“我们又没干在美术室干的事情。”在美术室发生的暖昧画面,浮现在久野立华的脑海里。
如果能看见热气的话,那么现在她的头上,已经在飘著浓浓白雾了。
北原白马一手拎著购物袋,看著她笑道:“立华,你是想了?”
“唔——”久野立华的眼角一抽,用手肘撞了撞他,又支支吾吾地说,“你
不想吗?”
“我当然不想。”
这句话不是假的。
北原白马在青森这几天,已经被磯源裕香和神崎惠理两人透支了遍,现在的理智就像无限膨胀的光,霸占著他的大脑。
然而在久野立华的眼中,北原白马是在害羞。
“嗯哼,我才不信呢。
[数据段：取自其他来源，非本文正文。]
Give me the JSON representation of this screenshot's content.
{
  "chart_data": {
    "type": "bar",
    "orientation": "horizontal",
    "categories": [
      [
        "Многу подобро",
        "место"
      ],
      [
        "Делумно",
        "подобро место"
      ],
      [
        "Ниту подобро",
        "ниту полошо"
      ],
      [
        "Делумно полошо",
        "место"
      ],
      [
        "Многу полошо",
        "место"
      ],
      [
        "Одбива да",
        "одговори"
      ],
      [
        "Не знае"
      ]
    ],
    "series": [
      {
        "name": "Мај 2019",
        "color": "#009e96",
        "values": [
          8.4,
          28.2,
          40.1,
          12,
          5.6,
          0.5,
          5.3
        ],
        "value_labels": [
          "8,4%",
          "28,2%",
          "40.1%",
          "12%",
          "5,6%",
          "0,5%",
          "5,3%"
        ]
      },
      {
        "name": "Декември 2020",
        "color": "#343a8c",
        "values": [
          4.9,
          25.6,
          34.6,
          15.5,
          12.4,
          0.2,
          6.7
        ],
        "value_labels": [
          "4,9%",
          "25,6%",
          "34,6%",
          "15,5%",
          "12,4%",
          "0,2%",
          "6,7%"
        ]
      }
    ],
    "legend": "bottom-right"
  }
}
”
久野立华轻哼的语气,简直就像撒娇的女友,她双手束在身后,抬起鞋尖轻轻敲著地面说,“如果我说,我爸妈今天不在家去札幌了呢?”
”
”北原白马瞥了她一眼,意识到了不对劲。
他还是那句话,理智占据了大脑,是一点想涩涩的心情都没有。
可久野立华似乎和他截然相反,各种暗示明示都用了,就差直接和北原白马说出她真的很想要。
北原白马深吸一口冷冽的空气,肺泡被刺激地像被戳破:“立华,等新年后行吗?”
“什么意思?”久野立华微微皱起眉头,红著脸侧过身说,“我都这么明显了,你干嘛还一直推脱?”
”
我今天起的很早,没休息就来找你了,而且看完电影我头有些昏。”
北原白马给自己辩解道。
久野立华双手叉著细腰,大眼瞪小眼地说:“由不得你,今天你不跟我走,我就让你好看。”
她说完,伸出手握住了北原白马的手腕,拉著他直接往公交车站走去。
“立华,真的,等下次行吗?”
她不说话,像是生闷气一样来到站台,公交车进站,两人上车。
公交车,在植物园入口处不远停下。
算上今天,北原白马也就来过两次久野立华的家,只不过两次的身份都截然不同。
要是被第一次来久野立华家的自己发现,第二次的自己竟然是要和她做那种事,估计都会对人生產生怀疑。
“乖乖站著別动。”
久野立华拉著他来到房门前,在铁质的门牌上,清晰地印刻著“久野”两字。